Украденное открытие (Кэнский) - страница 29

С другой стороны, это и ученые также. Не все их интересы расположены от желудка и ниже. И надо понимать, что эти их интересы находятся в состоянии фрустрации, неудовлетворенности то есть. Как подавить бунтарский дух ученого? Призрак голодной семьи над ученым такого уровня уже не висит, да и пряник не выглядит так аппетитно, как для изголодавшегося СНСа. Пряник, разумеется, ни в коем случае не помешает, но главная слабая точка академика — это честолюбие. Каким ты ученым ни будь, но без честолюбия ты в академики не выбьешься. Стало быть, ЭТО уже есть.

Но все-таки за учеными нужен глаз да глаз. Даже из ученых среднего уровня, до которых по должности не положено «доводить», — и там кое-кто может сложить два и два. А не ставить же в известность всех, кто может проболтаться! Правда, вес заявлений, исходящих с этого уровня, будет совершенно ничтожный. Не заметят или заметившим приклеят ярлык изобретателя вечного двигателя. (Кто только его не получал! Где-то есть целая типография, которая эти ярлыки печатает, не иначе.) Лишат изобретателя пряников, тем всё и закончится.

А вот академик — тот потенциально опасен. Пятая колонна, как ни крути. Тут снова понадобится воображение, умение поставить себя на место другого.

Если мафия затряслась от перспективы потерять смысл жизни, то почему не предположить подобных чувств у физика, который, по сути, лишается профессии? Ведь ученый знает, что, учитывая универсальность открытия, даже там в его исследованиях, где МОЖНО, все было бы совсем иначе, если бы не было НЕЛЬЗЯ.

Даже я вот что думаю: чтобы сбить оскомину, ему, нашему академику, с парой сотрудников, в каком-нибудь микроскопическом масштабе (особенно по сравнению с тем, что было сразу после открытия) можно позволить и повозиться с открытием — улучшать и так достаточные характеристики, выискивать каких-нибудь блох, которые ни в коей степени не могут быть ответственны за отсутствие промышленного использования открытия.
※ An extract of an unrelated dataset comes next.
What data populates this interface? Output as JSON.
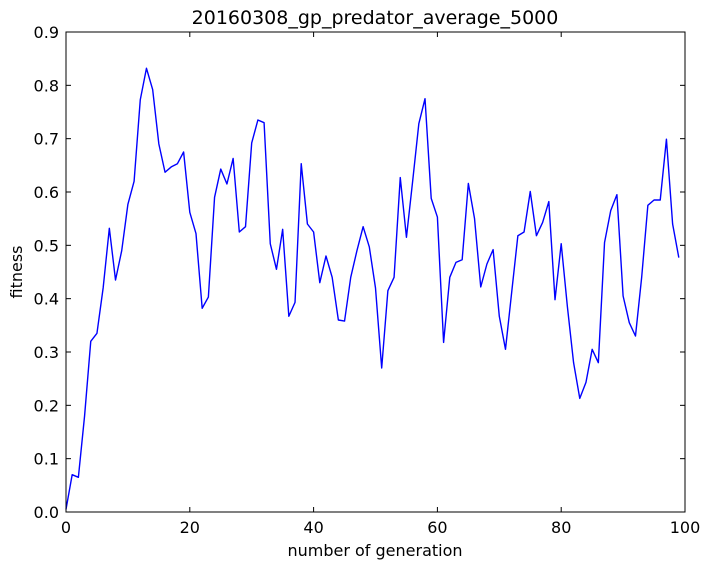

Во-вторых, политическую необходимость закрыть Открытие ему наверняка представляли как временную. Насколько он хотел этому поверить — дело его совести, как уж он с ней договорился. Но годы все идут, и даже десятилетия уже идут. А вместе с тем идут и ЕГО годы, и временное уже очень отчетливо грозит превратиться в вечное — для него, по крайней мере. А вечные вопросы, вопросы души с возрастом становятся главными (если тот человек не животное, конечно). И карьера уже сделана — вся, что была возможна, и слава обманула. И Нобелевская премия под старость не радует. Всю жизнь мечтал и стремился, а как получил, так и понял, что уже давно не премия ему нужна, а просто осталась привычка ее хотеть. Да и комплекс выработался: нужно поставить эту галочку, и все тут.